BumpTop – more than Window dressing?
I needed a reason to blow the dust off my PC, and BumpTop was it. I’d seen the TED video last year and liked the look of it, but hadn’t realised its been available to download for quite a while now.
BumpTop is a 3D desktop-virtualisation program. It uses OpenGL 2 to render the contents of your desktop into a 3D space, allowing you to group your files & folders together in ‘piles’, pin images up on ‘walls’, and use gestures to manipulate the contents of the space.
Desktop UI has been stagnant for over a decade, and BumpTop purports to change all that. From the promo material it certainly seems innovative, with the demos of throw gestures to send files to the printer or trash, or dropping an image into the Facebook widget to upload it directly to your account. More impressive to me were the screencasts of multi-touch, which improves upon the iPhone’s gestures to really take advantage of your whole hand to drag, sift, flip and even crop your way around the desktop.
The test drive
So, firing up my desktop – which, with an Athlon 3200 and GeForce 6200 video card only just made the minimum specs – I was looking forward to trying it out. It installed fine, and I burned through the tutorials, and away I went.

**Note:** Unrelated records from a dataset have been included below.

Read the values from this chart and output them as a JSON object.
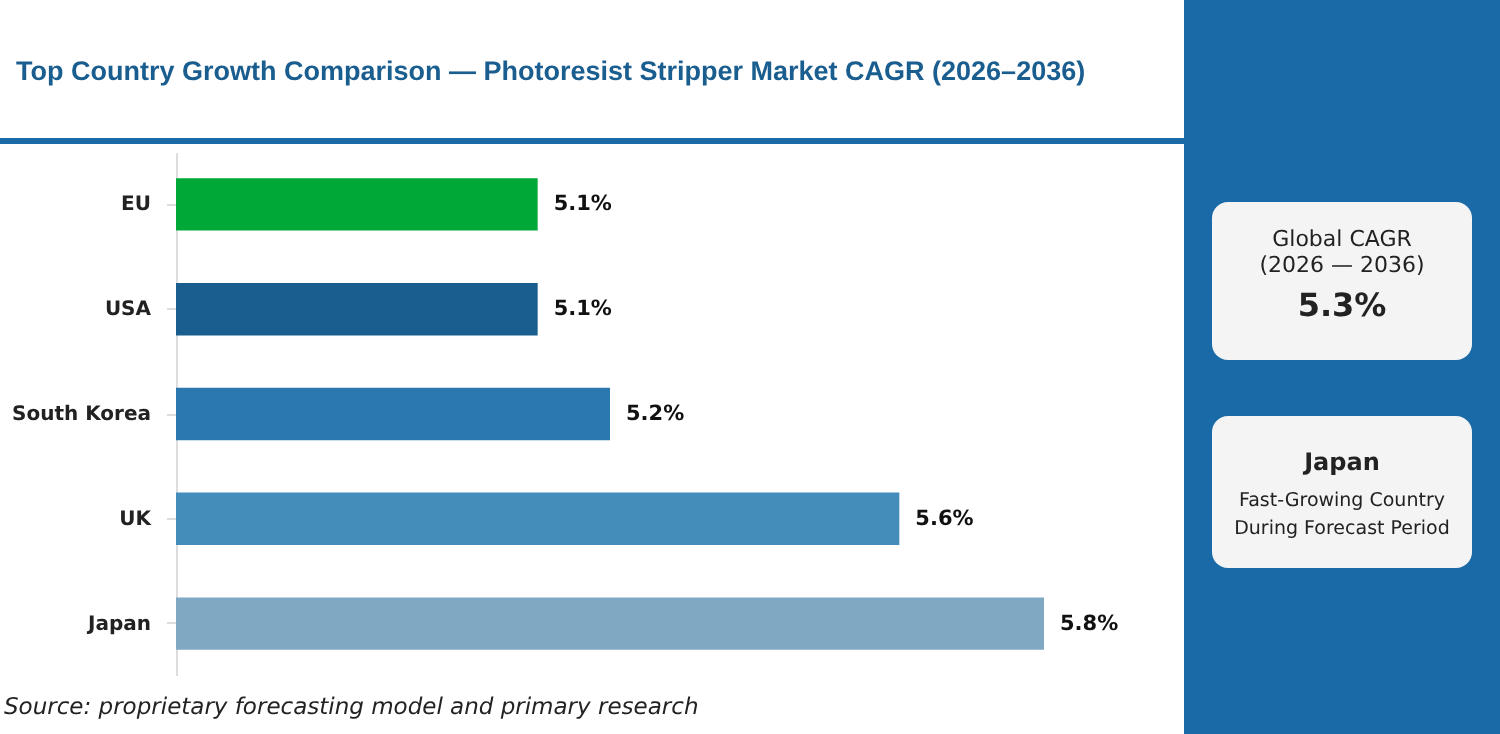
{
  "chart_data": {
    "type": "bar",
    "title": "Top Country Growth Comparison — Photoresist Stripper Market CAGR (2026–2036)",
    "orientation": "horizontal",
    "categories": [
      "EU",
      "USA",
      "South Korea",
      "UK",
      "Japan"
    ],
    "values": [
      5.1,
      5.1,
      5.2,
      5.6,
      5.8
    ],
    "colors": [
      "#00a838",
      "#1a5e90",
      "#2a78ad",
      "#448cba",
      "#7fa8c2"
    ],
    "value_labels": [
      "5.1%",
      "5.1%",
      "5.2%",
      "5.6%",
      "5.8%"
    ],
    "xlim": [
      4.6,
      5.8
    ],
    "tick_labels": "y",
    "grid": false,
    "annotations": [
      "Global CAGR",
      "(2026 — 2036)",
      "5.3%",
      "Japan",
      "Fast-Growing Country During Forecast Period",
      "Source: proprietary forecasting model and primary research"
    ]
  }
}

I don’t pretend to be a usability expert, so I’m glad I could easily point out a few of the UI’s good parts. Rather than the typical method of dragging a rectangle around a series of icons to select them, you use a free-moving lasso, which makes it easier to select the ones you want. Equally useful are the radial menus, which are much clearer than Window’s huge list of contextual menu commands. There are some neat physics for interaction between files, such as when rarely used (lighter, smaller) files bump into more frequently used (heavier, larger) ones, as well as different ways to preview pile contents.

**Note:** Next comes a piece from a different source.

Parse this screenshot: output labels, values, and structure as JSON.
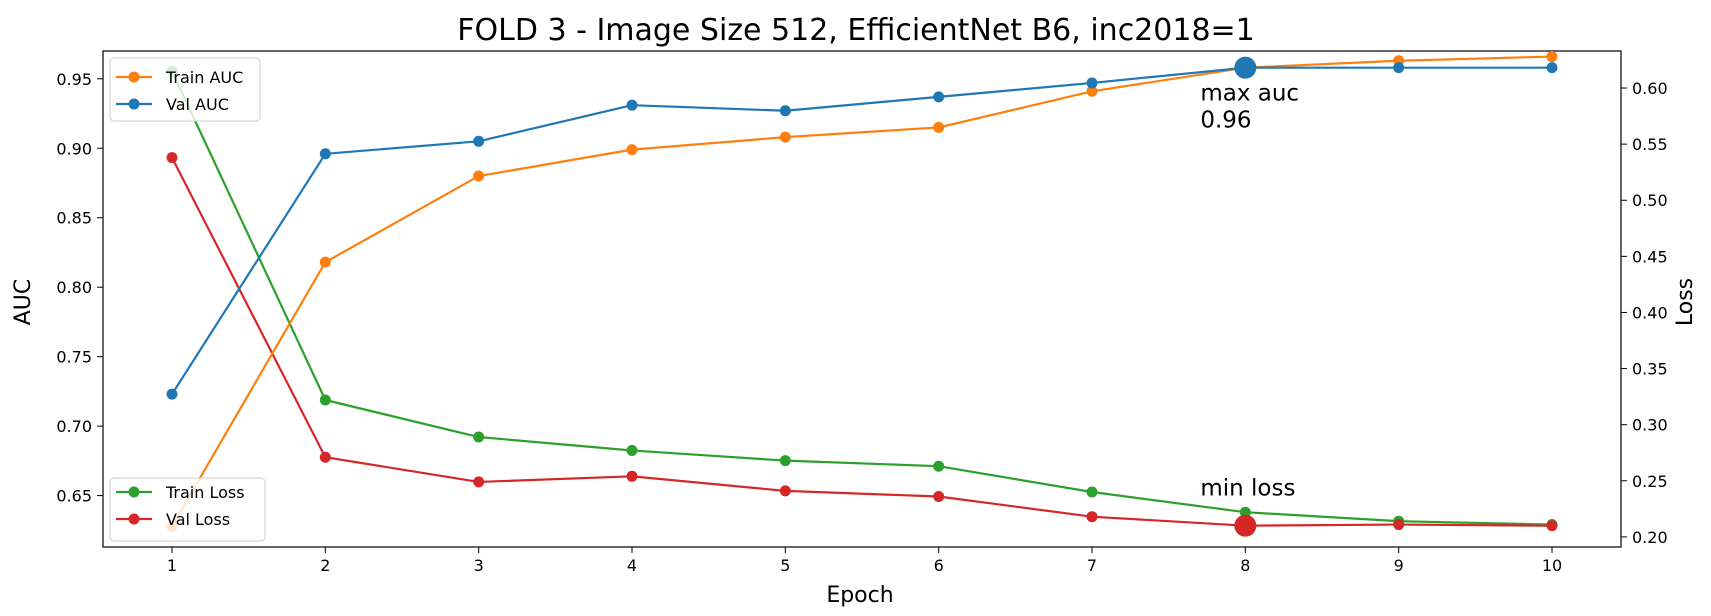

Those are the good parts. The bad? Well, for all the energy invested into the UI, it just isn’t that usable. For example, once I’d previewed the contents of a pile, I couldn’t find a way to drill-down into folders within the pile – double-clicking simply opened up the standard Explorer window. While the attempt at real-world physics is cute, I didn’t find it easy to throw things around the desktop. Instead, I found myself wondering if my document had merged with the pile or simply lay ontop. Sometimes I would aim at a pile but the document would be eaten by the trash bin – it was safer just to drag & drop like normal.

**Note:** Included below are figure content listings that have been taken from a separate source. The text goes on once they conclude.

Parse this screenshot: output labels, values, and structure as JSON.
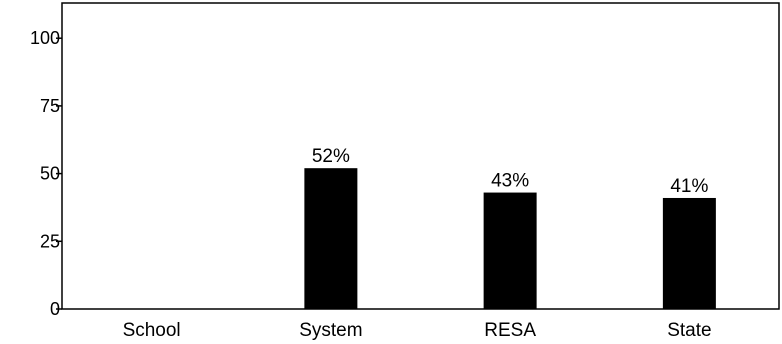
{
  "chart_data": {
    "type": "bar",
    "categories": [
      "School",
      "System",
      "RESA",
      "State"
    ],
    "values": [
      null,
      52,
      43,
      41
    ],
    "data_labels": [
      "",
      "52%",
      "43%",
      "41%"
    ],
    "title": "",
    "xlabel": "",
    "ylabel": "",
    "ylim": [
      0,
      113
    ],
    "yticks": [
      0,
      25,
      50,
      75,
      100
    ],
    "grid": false,
    "bar_color": "#000000"
  }
}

The photo-frame previews and to-do lists are nice touches, but they don’t exactly bring anything new to the table. The ability to switch between walls is useful, but there’s no difference here from multiple desktops under, say, KDE. Also, the Facebook & Twitter widgets would probably be superfluous to anyone already using their preferred client.
Integration
The other downside, which technically isn’t BumpTop’s fault, is its limited integration with the underlying OS. The 3D space and cute fonts just don’t sit alongside Windows’ native menus, dialogs and chrome. Too often you are shown a modal window or contextual menu, so much that you can’t forget you’re still trapped inside a Windows product. I’m not MS bashing, either; I doubt the forthcoming OSX version will flatter the product much more.
I’m not really sure what BumpTop is aspiring to be. Its certainly clever, but I don’t see how it can claim to ‘make your life easier’ – a few clicks less does not make a serious time-saving product. If it evolves into a full OS, specifically for multi-touch devices, I can see its uses, Until then, its unfortunately little more than Window dressing.